= Thomas Baker (dramatist) =

English dramatist and lawyer (1680–1749)

Thomas Baker (c. 1680 - 1749) was an English dramatist and lawyer.

==Life==
Baker is said to have been the son of an eminent attorney of London, and is said to have been educated in Oxford.

A disparaging estimate of his character and his powers is furnished in the List of Dramatic Authors with some Account of their Lives, attributed to John Mottley (the compiler of Joe Miller's Jests), which appears at the close of Thomas Whincop's tragedy of Scanderbeg. According to this rather prejudiced authority, Baker 'was under disgrace' with his father, 'who allowed him a very scanty income,' and was compelled to retire into Worcestershire, where he lived as a schoolmaster and vicar until his death in 1749. His successor at Bolnhurst, John Jones, remarked in private papers that he was "A man of strange turn, imperious and clamorous upon topics of no service towards the promoting of true religion in his parish, and not a little addicted to stiff and dividing principles". He is reported to have 'died of that loathsome disorder, the morbus pediculosus.'

His namesake, David Erskine Baker, in the Biographia Dramatica, undertakes at some length his defence. He states that a character named Maiden, introduced in Tunbridge Walks, the best-known comedy of Thomas Baker, was intended by the author for himself. The character sprang into favour, and was imitated in the Fribbles and Beau Mizens of subsequent comedy.

==Works==
The plays of Baker, all of them comedies, consist of:

- The Humour of the Age 1701, played the same year at Drury Lane, with Robert Wilks, Susanna Verbruggen, and Anne Oldfield in the principal parts.
- Tunbridge Walks, 1703, played 27 January of the same year at Drury Lane; revived at the same theatre in 1738 and 1764, and at Covent Garden in 1748, and given, in three acts, under the title of Tunbridge Wells, at the Haymarket, as late as 13 August 1782, by Palmer, Pursons, and Mrs. Inchbald.
- An Act at Oxford, 1704. This piece, one scene in which is in the theatre at Oxford, disclosing the doctors, the undergraduates, and the ladies, in their proper places, commences with the two opening lines of the 'Iliad,' delivered in Greek by Bloom, a gentleman commoner. Its performance was prohibited, it is supposed through university influence, and it saw the footlights in an altered version, called 'Hampstead Heath,' Drury Lane, 30 Oct. 1705. Under this title it was reprinted in 1706.
- The Fine Lady's Airs, no date (1709), played at Drury Lane 14 December 1708, and revived 20 April 1747.
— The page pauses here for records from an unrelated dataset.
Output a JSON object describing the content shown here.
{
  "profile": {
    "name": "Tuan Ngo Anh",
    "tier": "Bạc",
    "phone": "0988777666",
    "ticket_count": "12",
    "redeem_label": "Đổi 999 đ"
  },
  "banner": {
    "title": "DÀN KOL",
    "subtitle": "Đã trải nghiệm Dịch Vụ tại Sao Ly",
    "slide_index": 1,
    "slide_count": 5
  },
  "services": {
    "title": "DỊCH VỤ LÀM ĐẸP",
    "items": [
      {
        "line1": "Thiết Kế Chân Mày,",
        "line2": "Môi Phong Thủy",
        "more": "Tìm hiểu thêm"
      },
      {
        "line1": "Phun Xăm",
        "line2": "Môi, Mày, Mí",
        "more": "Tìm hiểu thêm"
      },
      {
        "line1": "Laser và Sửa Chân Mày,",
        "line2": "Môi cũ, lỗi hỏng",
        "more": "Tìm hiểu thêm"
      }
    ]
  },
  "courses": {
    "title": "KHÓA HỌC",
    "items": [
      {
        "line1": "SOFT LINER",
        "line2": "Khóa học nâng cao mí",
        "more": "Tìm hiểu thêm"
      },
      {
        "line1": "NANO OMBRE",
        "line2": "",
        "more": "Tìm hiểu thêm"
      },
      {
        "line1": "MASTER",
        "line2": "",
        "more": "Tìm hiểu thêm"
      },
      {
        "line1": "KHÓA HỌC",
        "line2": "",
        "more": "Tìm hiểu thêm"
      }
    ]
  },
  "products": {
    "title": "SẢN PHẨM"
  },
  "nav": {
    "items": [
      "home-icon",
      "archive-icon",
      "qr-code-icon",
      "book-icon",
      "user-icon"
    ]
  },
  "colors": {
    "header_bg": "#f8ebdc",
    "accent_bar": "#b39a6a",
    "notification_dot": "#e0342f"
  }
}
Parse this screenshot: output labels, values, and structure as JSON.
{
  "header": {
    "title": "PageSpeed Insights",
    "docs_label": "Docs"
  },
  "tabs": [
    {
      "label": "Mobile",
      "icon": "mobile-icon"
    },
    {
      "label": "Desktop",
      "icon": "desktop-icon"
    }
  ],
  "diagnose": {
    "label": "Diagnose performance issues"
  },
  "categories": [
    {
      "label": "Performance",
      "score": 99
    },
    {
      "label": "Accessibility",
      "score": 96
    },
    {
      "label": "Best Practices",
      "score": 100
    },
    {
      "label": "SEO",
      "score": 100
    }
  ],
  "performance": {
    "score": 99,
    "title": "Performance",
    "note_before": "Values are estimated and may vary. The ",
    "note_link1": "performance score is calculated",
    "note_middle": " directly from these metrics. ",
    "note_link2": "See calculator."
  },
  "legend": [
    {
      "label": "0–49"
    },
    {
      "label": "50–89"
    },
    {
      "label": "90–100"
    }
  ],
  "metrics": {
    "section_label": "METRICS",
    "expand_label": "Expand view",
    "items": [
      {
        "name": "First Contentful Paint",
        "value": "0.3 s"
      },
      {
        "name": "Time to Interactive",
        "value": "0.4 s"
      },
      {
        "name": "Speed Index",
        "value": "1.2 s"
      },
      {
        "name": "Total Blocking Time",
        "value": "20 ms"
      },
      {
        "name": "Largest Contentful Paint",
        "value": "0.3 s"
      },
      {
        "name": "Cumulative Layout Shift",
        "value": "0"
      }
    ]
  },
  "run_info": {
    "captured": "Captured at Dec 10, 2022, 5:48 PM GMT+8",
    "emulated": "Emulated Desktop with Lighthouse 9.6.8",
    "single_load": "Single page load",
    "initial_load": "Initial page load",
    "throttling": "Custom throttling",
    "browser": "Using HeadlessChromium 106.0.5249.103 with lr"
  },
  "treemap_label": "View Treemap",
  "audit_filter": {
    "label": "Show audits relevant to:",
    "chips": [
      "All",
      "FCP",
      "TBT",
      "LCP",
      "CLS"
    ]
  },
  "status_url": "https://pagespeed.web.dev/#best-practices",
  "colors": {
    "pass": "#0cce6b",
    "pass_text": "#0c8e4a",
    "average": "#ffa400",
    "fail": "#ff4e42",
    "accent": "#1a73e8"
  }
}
A reference to some of these plays and to the author occurs in the preface to the 'Modern Prophets, or New Wit for a Husband,' a comedy by Thomas Durfey, London, no date (1709). In this Durfey speaks not very intelligibly of Baker as one of 'a couple of bloody male criticks,' from whose 'barbarous assassinating attempts' he has escaped. Durfey condemns the plotless and trifling quality of 'Tunbridge Walks,' accuses Baker, in reference to two other comedies, of having 'brought Oxford upon Hampstead Heath,' and declares that the 'Fine Ladies Airs' (sic) was 'deservedly hist' (hissed). Baker's plays are indeed 'plotless.' They are fairly written, however, and are up to the not very exalted level of comedies of the period. Baker is credited with the authorship of the 'Female Tatler' (London, 1709), which Lowndes, who omits all mention of Baker under his name, describes as a 'scurrilous periodical paper.' After 1709 all reference to Baker ceases.